Q: In light of our experiences with COVID-19, what safeguards/guidelines should you put in place to address any future public health crises?

A: I think that the city performance during COVID serves as an excellent template going forward. In particular the city was very active in promoting wearing masks, washing hands and social distancing, The city also provided excellent an example by operating remotely and taking city meetings to Zoom to continue to provide critical city services while being socially distanced. Using Fire Department EMTs to help administer vaccines when they become available could also be useful.

Q: What cuts can local government make to reduce the burden of the pandemic on taxpayers?

A: Finance Director Rachel Mayer outlined in the 2020 year-end report that the city was able to operate successfully in spite of reduced income by delaying capital spending instead of reducing services, and this would be my preferred approach to any future issue.

Q: What do you see as the most important infrastructure project you must address? Why and how should it be paid for? Conversely, during these uncertain economic times, what infrastructure project can be put on the back burner?

                                                                                                                                                                                                                       
 

A: I think that 248th Avenue Improvement Project is the most important infrastructure project to address. This is most important because of the traffic concerns associated with the building of the Islamic Center of Naperville. The city is following a design process that will allow it to access state and federal funds in addition to local funds for this project, and I fully support this approach.

The Fifth Avenue Project should be delayed not only for economic reasons but because of the uncertainty about when and how many commuters will return to using the station which directly impacts how many parking structures will be needed which is a significant part of this proposed project.

Q: Do you agree or disagree with the stance the council has taken on permitting recreational marijuana sales in the community? What would you change about that stance, if you could?

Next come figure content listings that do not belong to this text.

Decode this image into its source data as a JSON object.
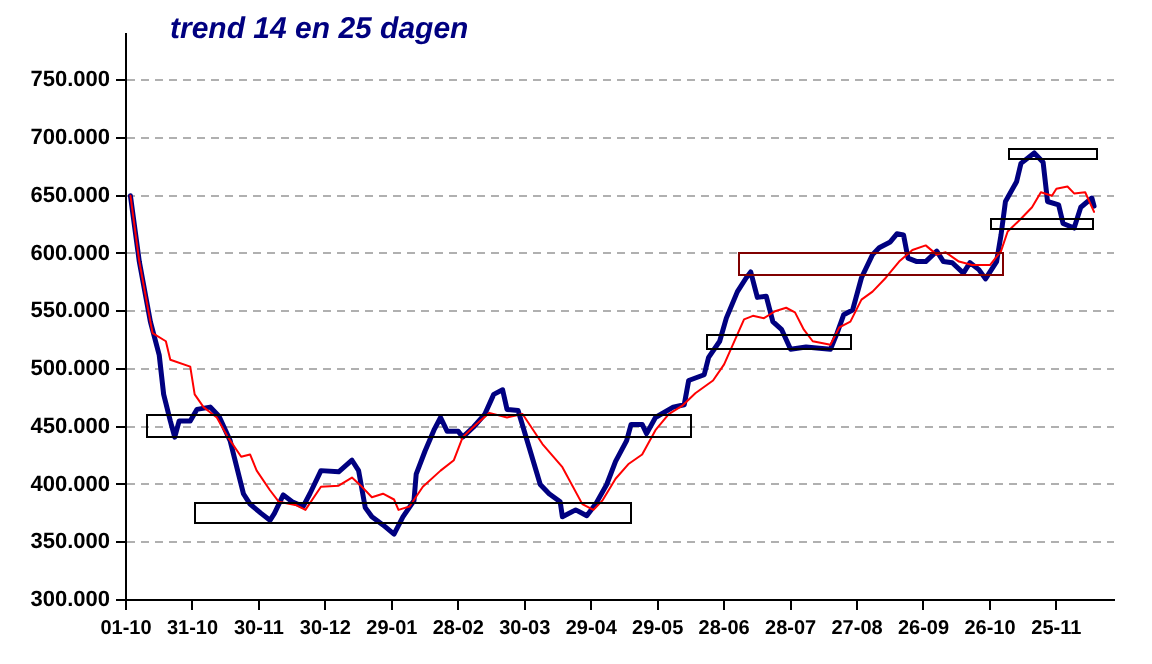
{
  "chart_data": {
    "type": "line",
    "title": "trend 14 en 25 dagen",
    "xlim": [
      "2006-10-01",
      "2007-12-21"
    ],
    "ylim": [
      300000,
      790000
    ],
    "xticks": [
      {
        "value": "2006-10-01",
        "label": "01-10"
      },
      {
        "value": "2006-10-31",
        "label": "31-10"
      },
      {
        "value": "2006-11-30",
        "label": "30-11"
      },
      {
        "value": "2006-12-30",
        "label": "30-12"
      },
      {
        "value": "2007-01-29",
        "label": "29-01"
      },
      {
        "value": "2007-02-28",
        "label": "28-02"
      },
      {
        "value": "2007-03-30",
        "label": "30-03"
      },
      {
        "value": "2007-04-29",
        "label": "29-04"
      },
      {
        "value": "2007-05-29",
        "label": "29-05"
      },
      {
        "value": "2007-06-28",
        "label": "28-06"
      },
      {
        "value": "2007-07-28",
        "label": "28-07"
      },
      {
        "value": "2007-08-27",
        "label": "27-08"
      },
      {
        "value": "2007-09-26",
        "label": "26-09"
      },
      {
        "value": "2007-10-26",
        "label": "26-10"
      },
      {
        "value": "2007-11-25",
        "label": "25-11"
      }
    ],
    "yticks": [
      {
        "value": 300000,
        "label": "300.000"
      },
      {
        "value": 350000,
        "label": "350.000"
      },
      {
        "value": 400000,
        "label": "400.000"
      },
      {
        "value": 450000,
        "label": "450.000"
      },
      {
        "value": 500000,
        "label": "500.000"
      },
      {
        "value": 550000,
        "label": "550.000"
      },
      {
        "value": 600000,
        "label": "600.000"
      },
      {
        "value": 650000,
        "label": "650.000"
      },
      {
        "value": 700000,
        "label": "700.000"
      },
      {
        "value": 750000,
        "label": "750.000"
      }
    ],
    "grid": "y",
    "legend": false,
    "marker": "none",
    "line_style": "solid",
    "series": [
      {
        "color": "#ff0000",
        "x": [
          "2006-10-03",
          "2006-10-07",
          "2006-10-12",
          "2006-10-13",
          "2006-10-19",
          "2006-10-21",
          "2006-10-30",
          "2006-11-01",
          "2006-11-05",
          "2006-11-11",
          "2006-11-16",
          "2006-11-22",
          "2006-11-26",
          "2006-11-29",
          "2006-12-05",
          "2006-12-09",
          "2006-12-17",
          "2006-12-21",
          "2006-12-28",
          "2007-01-05",
          "2007-01-11",
          "2007-01-15",
          "2007-01-20",
          "2007-01-25",
          "2007-01-30",
          "2007-02-01",
          "2007-02-06",
          "2007-02-12",
          "2007-02-20",
          "2007-02-26",
          "2007-03-02",
          "2007-03-08",
          "2007-03-14",
          "2007-03-22",
          "2007-03-29",
          "2007-04-07",
          "2007-04-16",
          "2007-04-25",
          "2007-04-30",
          "2007-05-04",
          "2007-05-10",
          "2007-05-16",
          "2007-05-22",
          "2007-05-28",
          "2007-06-03",
          "2007-06-09",
          "2007-06-15",
          "2007-06-23",
          "2007-06-28",
          "2007-07-04",
          "2007-07-07",
          "2007-07-11",
          "2007-07-16",
          "2007-07-21",
          "2007-07-26",
          "2007-07-30",
          "2007-08-03",
          "2007-08-07",
          "2007-08-15",
          "2007-08-19",
          "2007-08-24",
          "2007-08-29",
          "2007-09-03",
          "2007-09-09",
          "2007-09-15",
          "2007-09-21",
          "2007-09-27",
          "2007-10-02",
          "2007-10-06",
          "2007-10-12",
          "2007-10-18",
          "2007-10-26",
          "2007-10-31",
          "2007-11-03",
          "2007-11-09",
          "2007-11-14",
          "2007-11-18",
          "2007-11-23",
          "2007-11-25",
          "2007-11-30",
          "2007-12-03",
          "2007-12-08",
          "2007-12-12"
        ],
        "values": [
          650000,
          593000,
          541000,
          531000,
          524000,
          508000,
          502000,
          478000,
          467000,
          458000,
          441000,
          424000,
          426000,
          412000,
          395000,
          385000,
          382000,
          378000,
          398000,
          399000,
          406000,
          399000,
          389000,
          392000,
          387000,
          378000,
          381000,
          398000,
          412000,
          421000,
          441000,
          452000,
          462000,
          458000,
          461000,
          435000,
          415000,
          383000,
          378000,
          386000,
          405000,
          418000,
          426000,
          447000,
          461000,
          468000,
          479000,
          490000,
          504000,
          530000,
          543000,
          546000,
          544000,
          550000,
          553000,
          549000,
          534000,
          524000,
          521000,
          536000,
          541000,
          560000,
          567000,
          579000,
          593000,
          603000,
          607000,
          599000,
          601000,
          593000,
          590000,
          590000,
          602000,
          619000,
          630000,
          640000,
          653000,
          650000,
          656000,
          658000,
          652000,
          653000,
          636000
        ]
      },
      {
        "color": "#000080",
        "x": [
          "2006-10-03",
          "2006-10-07",
          "2006-10-12",
          "2006-10-16",
          "2006-10-18",
          "2006-10-21",
          "2006-10-23",
          "2006-10-25",
          "2006-10-30",
          "2006-11-02",
          "2006-11-08",
          "2006-11-12",
          "2006-11-17",
          "2006-11-20",
          "2006-11-23",
          "2006-11-26",
          "2006-12-01",
          "2006-12-05",
          "2006-12-07",
          "2006-12-11",
          "2006-12-15",
          "2006-12-20",
          "2006-12-23",
          "2006-12-28",
          "2007-01-05",
          "2007-01-11",
          "2007-01-14",
          "2007-01-17",
          "2007-01-20",
          "2007-01-25",
          "2007-01-30",
          "2007-02-03",
          "2007-02-08",
          "2007-02-09",
          "2007-02-13",
          "2007-02-17",
          "2007-02-20",
          "2007-02-23",
          "2007-02-28",
          "2007-03-02",
          "2007-03-07",
          "2007-03-12",
          "2007-03-16",
          "2007-03-20",
          "2007-03-22",
          "2007-03-27",
          "2007-04-01",
          "2007-04-06",
          "2007-04-10",
          "2007-04-15",
          "2007-04-16",
          "2007-04-22",
          "2007-04-27",
          "2007-05-01",
          "2007-05-06",
          "2007-05-10",
          "2007-05-15",
          "2007-05-17",
          "2007-05-22",
          "2007-05-24",
          "2007-05-28",
          "2007-06-05",
          "2007-06-10",
          "2007-06-12",
          "2007-06-19",
          "2007-06-21",
          "2007-06-26",
          "2007-06-29",
          "2007-07-04",
          "2007-07-08",
          "2007-07-10",
          "2007-07-13",
          "2007-07-17",
          "2007-07-20",
          "2007-07-24",
          "2007-07-28",
          "2007-08-04",
          "2007-08-10",
          "2007-08-15",
          "2007-08-18",
          "2007-08-21",
          "2007-08-25",
          "2007-08-29",
          "2007-09-03",
          "2007-09-06",
          "2007-09-11",
          "2007-09-14",
          "2007-09-17",
          "2007-09-19",
          "2007-09-23",
          "2007-09-27",
          "2007-10-02",
          "2007-10-05",
          "2007-10-09",
          "2007-10-14",
          "2007-10-17",
          "2007-10-21",
          "2007-10-24",
          "2007-10-29",
          "2007-10-31",
          "2007-11-02",
          "2007-11-07",
          "2007-11-09",
          "2007-11-15",
          "2007-11-19",
          "2007-11-21",
          "2007-11-26",
          "2007-11-28",
          "2007-12-03",
          "2007-12-06",
          "2007-12-11",
          "2007-12-12"
        ],
        "values": [
          650000,
          593000,
          541000,
          512000,
          478000,
          455000,
          441000,
          455000,
          455000,
          465000,
          467000,
          459000,
          438000,
          415000,
          392000,
          383000,
          375000,
          369000,
          375000,
          391000,
          385000,
          381000,
          392000,
          412000,
          411000,
          421000,
          412000,
          380000,
          372000,
          365000,
          357000,
          372000,
          386000,
          409000,
          429000,
          447000,
          458000,
          446000,
          446000,
          441000,
          450000,
          461000,
          478000,
          482000,
          465000,
          464000,
          432000,
          400000,
          392000,
          385000,
          372000,
          378000,
          373000,
          383000,
          400000,
          420000,
          438000,
          452000,
          452000,
          444000,
          458000,
          467000,
          469000,
          490000,
          495000,
          510000,
          524000,
          544000,
          567000,
          579000,
          584000,
          562000,
          563000,
          541000,
          534000,
          517000,
          519000,
          518000,
          517000,
          531000,
          547000,
          551000,
          579000,
          599000,
          605000,
          610000,
          617000,
          616000,
          596000,
          593000,
          593000,
          602000,
          593000,
          592000,
          583000,
          592000,
          586000,
          578000,
          593000,
          616000,
          645000,
          662000,
          678000,
          687000,
          679000,
          645000,
          642000,
          626000,
          622000,
          640000,
          648000,
          641000
        ]
      }
    ]
  }
}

A: I was actively involved in support of allowing recreational marijuana sales in Naperville because I believe that since it was made Illinois law that we should be able to fund our first responders with the resultant tax revenue to deal with any cannabis-related medical or legal issues. I stand by that stance and the most recent crime report indicates an increase in cannabis related crime such as possession and public use, and we have the additional tax revenue to adequately handle this increase.

Q: What's one good idea you have to better the community that no one is talking about yet?

A: I support the addition of hybrid police vehicles to the Naperville police force. Police cars when on duty are never turned off to enable quick response to dispatch, and hybrid vehicles save gasoline when standing by on electric. Since the same engines are used in hybrid and regular police vehicles there is no loss in vehicle pursuit performance.